Changes Must Be Made to How We Teach Democracy in Schools. 

The topic of the necessity of transforming education was explored throughout a number of panels. According to Jaroslav Anděl of the DOX Center for Contemporary Art, it is next to impossible to teach about and towards democracy in a classroom which is managed in an authoritative manner. “In order to improve [education] we must think more long term,” he stated. Filip Jelínek of the Czech Union of High Schools observed that “liberal democracy cannot work alone. It needs people who understand how society works… to make it better for the future.” He added that students need to be engaged in decision-making, thus creating active citizens who can help democracy to be successful. 

Sister Cyril Mooney offers a practical approach: “…our young people are given everything they need.
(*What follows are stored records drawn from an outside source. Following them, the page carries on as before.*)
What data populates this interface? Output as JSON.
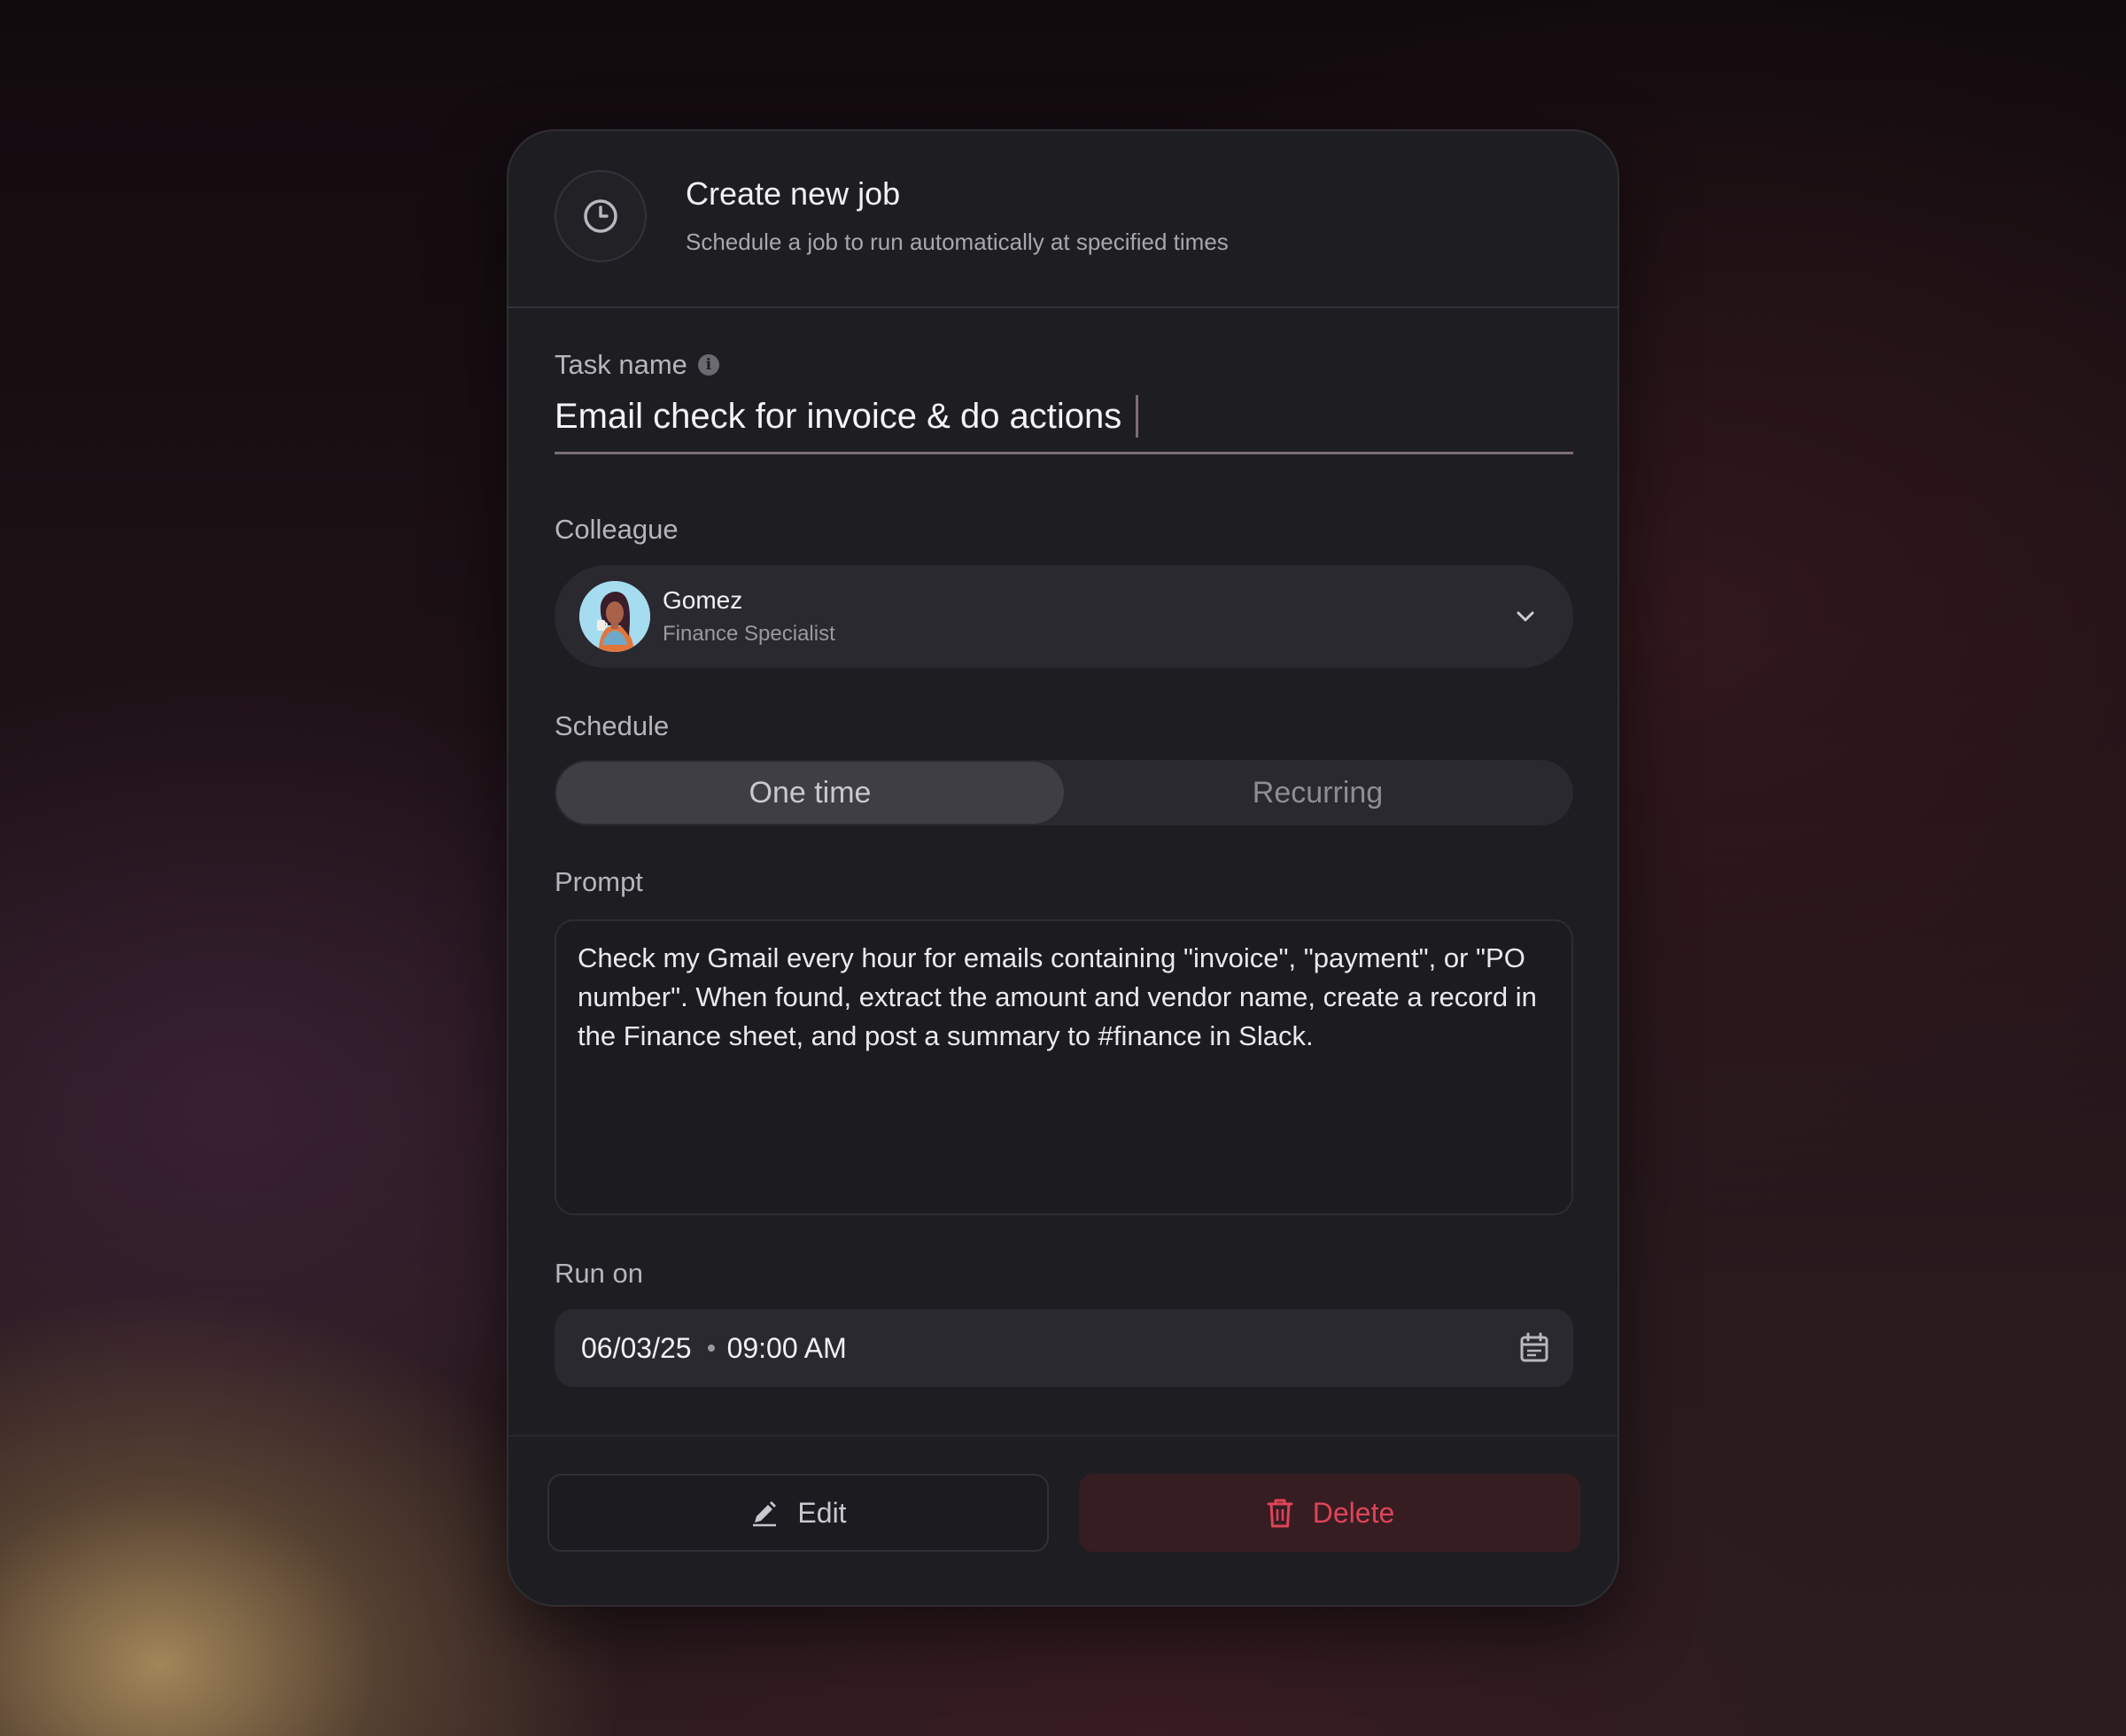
{
  "dialog": {
    "title": "Create new job",
    "subtitle": "Schedule a job to run automatically at specified times",
    "icon": "clock-icon"
  },
  "task": {
    "label": "Task name",
    "value": "Email check for invoice & do actions"
  },
  "colleague": {
    "label": "Colleague",
    "name": "Gomez",
    "role": "Finance Specialist"
  },
  "schedule": {
    "label": "Schedule",
    "options": [
      "One time",
      "Recurring"
    ],
    "selected": "One time"
  },
  "prompt": {
    "label": "Prompt",
    "value": "Check my Gmail every hour for emails containing \"invoice\", \"payment\", or \"PO number\". When found, extract the amount and vendor name, create a record in the Finance sheet, and post a summary to #finance in Slack."
  },
  "run_on": {
    "label": "Run on",
    "date": "06/03/25",
    "time": "09:00 AM"
  },
  "actions": {
    "edit_label": "Edit",
    "delete_label": "Delete"
  },
  "colors": {
    "card_bg": "#1e1d21",
    "field_bg": "#2a292f",
    "delete_text": "#e04358",
    "delete_bg": "#361d22"
  }
}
Europe has lost God because we are so comfortable.” According to Mooney it might be a good idea to introduce controlled hardship into education. “I fear for our young generation, where everything is easy on a material level, but very, very difficult on a spiritual level.” Šimon Pánek added that a trap exists for democratic countries – being raised in a democracy has made its citizens already very comfortable in their lives. As a result, there is a risk of raising passive citizens, and with that come weak leaders. Therefore, it is extremely important we invest in education to teach about democracy, continue the debates and increase of self-confidence.